Today at the National Catholic Register blog, Simcha Fisher (a really fun and wise writer) linked this blog in an article on "Praying as a Couple." One of her suggestion for couples was to do part of the Divine Office together, hence the link to Coffee&Canticles.
Which prompts me to re-issue part of an old post on this exact same topic. It originally appeared in October of 2011:
We women, who buy and read nearly all of the popular Catholic Marriage books sold in this country, frequently read about the importance of Husbands and Wives Praying Together. And we're told that family rosary with all the kids kneeling or slumping around the living room does not count. We're talking about a special, quiet, set-aside time with you, your spouse, and God, where the two of you join hands and offer your spontaneous and heart-felt praise, thanks, and petitions. Out loud. Together. Well, together but taking turns.
Are there more than 100 Catholic male, non-Steubenville graduates * in this country who enthusiastically go along with such a program? (not just tolerate it out of love for their wives, but really enjoy it?) I'd be surprised.
This type of intimate, spousal prayer might sound beautiful to women. But to most guys--good, devout guys--not so much. It requires seat-of-the-pants verbal skills that many of them do not have. Not to mention a willingness to, at times, express emotions that are hard for a guy to discuss with his wife in an ordinary conversation, let alone talk to God about with his wife listening in. It's one more example of a woman finding it therapeutic to talk about her problems, and the man finding the same activity to be close to torture.
So wives who want to persuade their husbands to pray with them, but find them recalcitrant, would be well-advised to drop the hand-holding, spill- your- guts- to -God- together idea, and go for something that is more realistic. That is, utilizing the type of prayer that the Catholic tradition excels at. Namely, reciting formal prayers that were written by someone else! Or I should say, reciting formal prayers while investing them with your own will, intentions, feelings, etc.
I could write a whole 'nother essay on why reciting or reading pre-written prayers is such a wonderful thing. Not at all the rote, meaningless ritual that the Church's critics make it out to be. Converts from Pentecostalism have expressed the overwhelming relief that comes from being able to pray, say, the rosary, in a group of friends, and not having to anticipate one's turn to pray "spontaneously", mentally composing a suitable script ahead of time, and then delivering it to one's audience.
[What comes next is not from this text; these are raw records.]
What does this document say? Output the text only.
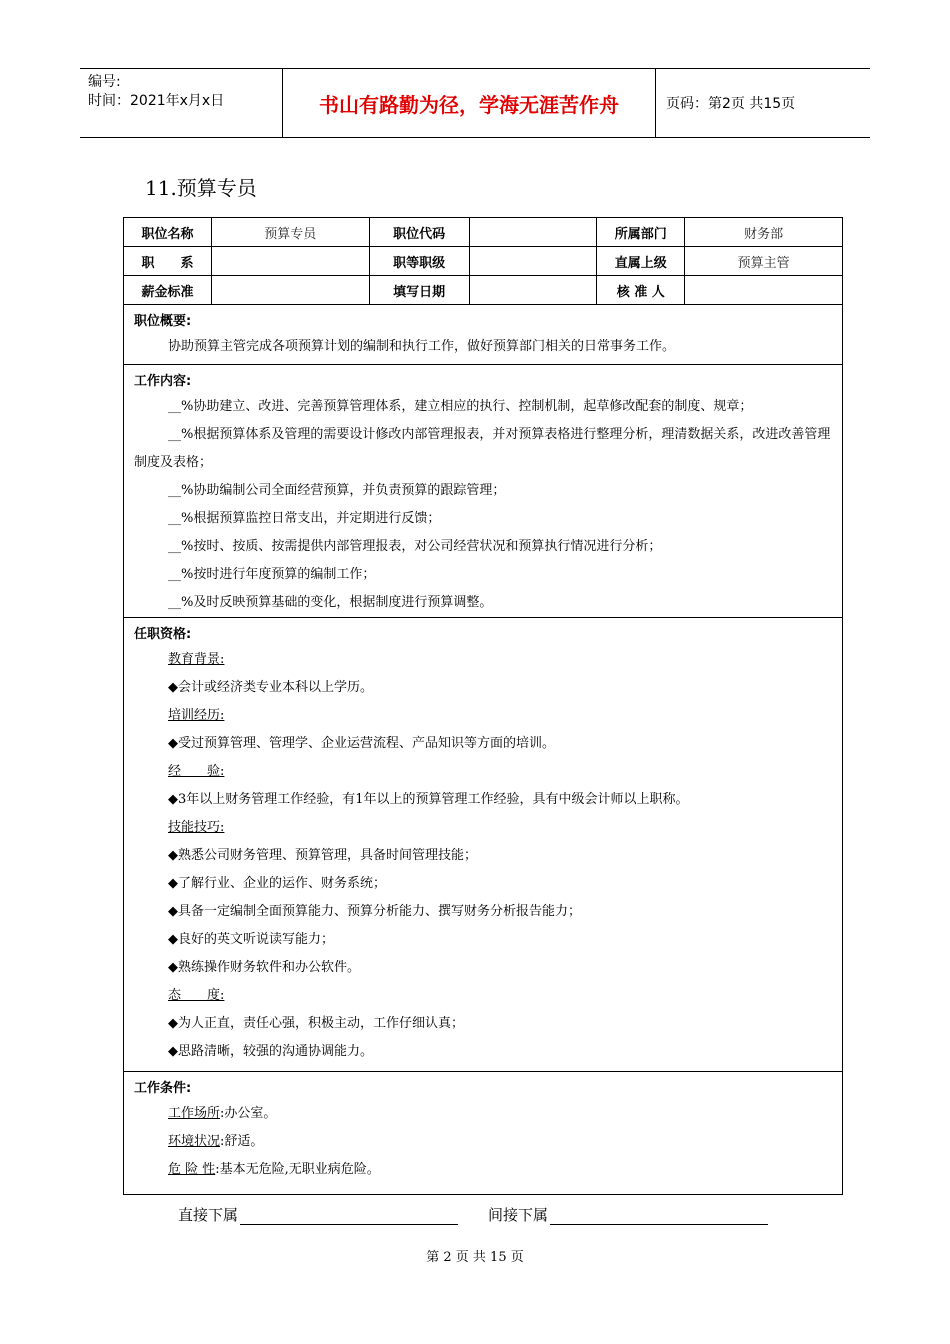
编号:
时间：2021年x月x日	书山有路勤为径，学海无涯苦作舟	页码：第2页 共15页
11.预算专员
职位名称	预算专员	职位代码		所属部门	财务部
职　　系		职等职级		直属上级	预算主管
薪金标准		填写日期		核 准 人	
职位概要:
协助预算主管完成各项预算计划的编制和执行工作，做好预算部门相关的日常事务工作。
工作内容:
__%协助建立、改进、完善预算管理体系，建立相应的执行、控制机制，起草修改配套的制度、规章；
__%根据预算体系及管理的需要设计修改内部管理报表，并对预算表格进行整理分析，理清数据关系，改进改善管理制度及表格；
__%协助编制公司全面经营预算，并负责预算的跟踪管理；
__%根据预算监控日常支出，并定期进行反馈；
__%按时、按质、按需提供内部管理报表，对公司经营状况和预算执行情况进行分析；
__%按时进行年度预算的编制工作；
__%及时反映预算基础的变化，根据制度进行预算调整。
任职资格:
教育背景:
◆会计或经济类专业本科以上学历。
培训经历:
◆受过预算管理、管理学、企业运营流程、产品知识等方面的培训。
经　　验:
◆3年以上财务管理工作经验，有1年以上的预算管理工作经验，具有中级会计师以上职称。
技能技巧:
◆熟悉公司财务管理、预算管理，具备时间管理技能；
◆了解行业、企业的运作、财务系统；
◆具备一定编制全面预算能力、预算分析能力、撰写财务分析报告能力；
◆良好的英文听说读写能力；
◆熟练操作财务软件和办公软件。
态　　度:
◆为人正直，责任心强，积极主动，工作仔细认真；
◆思路清晰，较强的沟通协调能力。
工作条件:
工作场所:办公室。
环境状况:舒适。
危 险 性:基本无危险,无职业病危险。
直接下属	间接下属
第 2 页 共 15 页
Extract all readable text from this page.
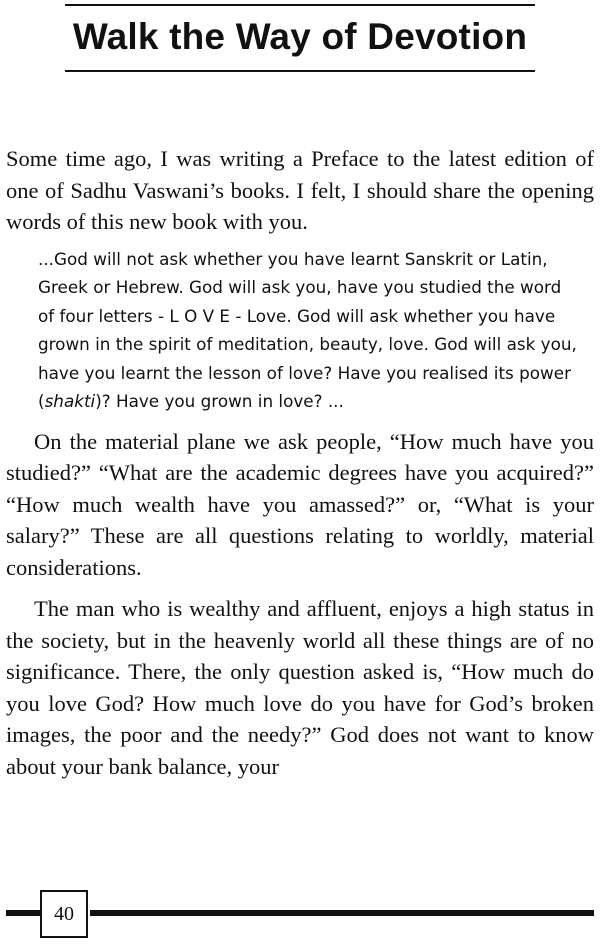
Walk the Way of Devotion

Some time ago, I was writing a Preface to the latest edition of one of Sadhu Vaswani’s books. I felt, I should share the opening words of this new book with you.

...God will not ask whether you have learnt Sanskrit or Latin, Greek or Hebrew. God will ask you, have you studied the word of four letters - L O V E - Love. God will ask whether you have grown in the spirit of meditation, beauty, love. God will ask you, have you learnt the lesson of love? Have you realised its power (shakti)? Have you grown in love? ...

On the material plane we ask people, “How much have you studied?” “What are the academic degrees have you acquired?” “How much wealth have you amassed?” or, “What is your salary?” These are all questions relating to worldly, material considerations.

The man who is wealthy and affluent, enjoys a high status in the society, but in the heavenly world all these things are of no significance. There, the only question asked is, “How much do you love God? How much love do you have for God’s broken images, the poor and the needy?” God does not want to know about your bank balance, your

40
For myself, I know what an incoherent, stammering mess my private conversations with God would sound like to a companion if uttered aloud. Blessed be the Lord for Psalms, mass texts, Our Fathers and Hail Marys!
But I digress. Getting a husband to pray with his wife will be much easier if it takes the form of the rosary, a novena prayer, or maybe the acts of faith, hope and charity. If a husband is willing to do this, be content. Be very content. You can state some prayer intentions before beginning, encourage the man to add to these, but don't force it. Or here's another idea: do a short scripture reading together each night, maybe with the husband being the one to do the reading. Perhaps the daily gospel from the mass of the day. Begin with the Holy Spirit prayer and conclude with a Glory Be.
My husband and I have both prayed the Divine Office for many years, but for most part, due to different schedules, do it separately. There was a time when we both prayed Night Prayer together fairly regularly, right before bedtime. Because it is short and easy to do, I'd recommend this to couples who might be inclined to do the Divine Office together.
For those who cannot get their husbands interested in any kind of prayer as a couple, here is one more thought. Do the two of you attend Mass together? Then you have already been praying together in the best way possible! Be grateful for this. If you want to make it a little more intentional, wife, then tell your husband how glad you are to have him praying at your side at Mass. Tell him what intentions you are praying about at mass, and ask him if he would please bring those needs to the altar as well, and share them with Jesus after communion. Ask him whether there is anything in particular that he would like you to pray for.And if he just shrugs his shoulders, you are to smile, say "I love you", and let it go.
Now, maybe all of the above is just me speaking from my personal experience and prejudice. So.... Comments are welcome, especially from men.
*This is not to knock Steubenville. I love the place, and sent my oldest daughter there.